How PSP Has Impacted Seniors


Rose Xu

Featuring Devan Reynard and Ashton Riches

Mailey Wang, Features Writer

Address an issue. Grow a passion. Take action. Students in PSP have done exactly that. The Pinewood Scholars Program, led by teacher Michelle Gannon, is a course offered for Pinewood students in their junior year and first semester of senior year. Students identify issues in the world and take action to solve it; solutions can range from making a website to holding a fundraiser. 

Throughout the years, Gannon teaches students about marketing strategies, A/B testing, writing brand statements, and hashtags.  

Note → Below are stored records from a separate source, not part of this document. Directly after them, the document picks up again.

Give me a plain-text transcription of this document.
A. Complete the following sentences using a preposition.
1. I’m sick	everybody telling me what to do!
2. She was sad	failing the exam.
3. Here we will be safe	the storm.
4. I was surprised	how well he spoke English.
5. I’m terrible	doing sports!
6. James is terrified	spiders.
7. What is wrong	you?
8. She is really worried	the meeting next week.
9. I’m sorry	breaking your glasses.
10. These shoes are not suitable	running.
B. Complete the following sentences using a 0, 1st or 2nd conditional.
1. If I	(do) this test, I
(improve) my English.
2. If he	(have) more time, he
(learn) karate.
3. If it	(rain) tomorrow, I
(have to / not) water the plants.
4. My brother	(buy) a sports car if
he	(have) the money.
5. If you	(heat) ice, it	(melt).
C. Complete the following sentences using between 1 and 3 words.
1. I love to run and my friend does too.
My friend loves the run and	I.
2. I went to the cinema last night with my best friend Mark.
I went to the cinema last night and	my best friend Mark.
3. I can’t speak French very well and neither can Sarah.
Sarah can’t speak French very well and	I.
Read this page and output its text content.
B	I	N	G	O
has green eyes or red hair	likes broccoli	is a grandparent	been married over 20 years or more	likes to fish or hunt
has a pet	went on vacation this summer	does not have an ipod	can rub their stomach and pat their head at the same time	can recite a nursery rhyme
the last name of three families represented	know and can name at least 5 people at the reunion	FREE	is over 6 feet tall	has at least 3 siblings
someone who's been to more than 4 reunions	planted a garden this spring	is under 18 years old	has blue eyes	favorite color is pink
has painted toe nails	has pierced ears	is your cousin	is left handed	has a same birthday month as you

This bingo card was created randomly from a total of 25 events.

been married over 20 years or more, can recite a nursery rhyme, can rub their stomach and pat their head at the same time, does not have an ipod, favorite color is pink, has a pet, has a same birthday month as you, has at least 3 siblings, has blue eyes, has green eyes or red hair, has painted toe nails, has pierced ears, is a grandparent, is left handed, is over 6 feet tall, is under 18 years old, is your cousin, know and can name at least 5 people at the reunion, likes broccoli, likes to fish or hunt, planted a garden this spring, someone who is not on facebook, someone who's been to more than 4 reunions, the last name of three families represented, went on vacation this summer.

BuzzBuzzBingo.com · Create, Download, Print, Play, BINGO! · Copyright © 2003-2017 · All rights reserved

“It’s a challenging class to teach in the sense that there’s so much to do,” Gannon said, “You could take this class a million different directions, but it’s also an exciting class to teach because it’s always changing.”

Gannon hopes her class will help students find something they are passionate about, but she also hopes to get her students accustomed to facing challenges and failure.

“For so much of your high school career, you’ve been told that failure is not okay,” Gannon said. “But in my class, I want you to fail a ton. Because the more you fail in the beginning, the quicker you’ll be able to create something really amazing at the end.”

Gannon’s hopes seemed to have reached the right audience, for senior Peyton Meinhardt came to realize the beauty of imperfection.

“I came into PSP a little hesitant about how I would accomplish my goals but learned that with a willingness to adapt to failure, a big difference can be made,” Meinhardt said.

Meinhardt created Ginger Roots, which is an organization dedicated to helping those in poverty create simple meals using miscellaneous ingredients distributed by food banks. Beginning the project in October 2022, Meinhardt worked diligently in order to make a difference. She’s discovered that taking this class will pay dividends in the future.

PSP taught me how to present confidently and succinctly,” Meinhardt said. “I learned how to think outside of the box in order to come up with creative solutions to complex issues.”

When Meinhardt graduates, she will take the skills learned in the class to college, as she will be majoring in business and entrepreneurship at Villanova University. Her project will continue to live on after graduation, as she is seeking to pass her project on to a mother and daughter from the National Charity League.

Senior Devan Reynard had a similar experience; he jumped into the field of business with no prior knowledge. 

“My grandpa was almost scammed, so I wanted to do something to help the senior citizen community become more prepared,” Reynard said.

Although Reynard faced many challenges and failures, in the end, he successfully created a website to help protect the elderly from scams. The website will always be up and running, so even when Reynard is off in college, his project will continue to make a positive impact within the community.

“[PSP] has shown me there are more little issues in the world than [what] meets the eye for the perspective on the [broader] world question[s],” Reynard said.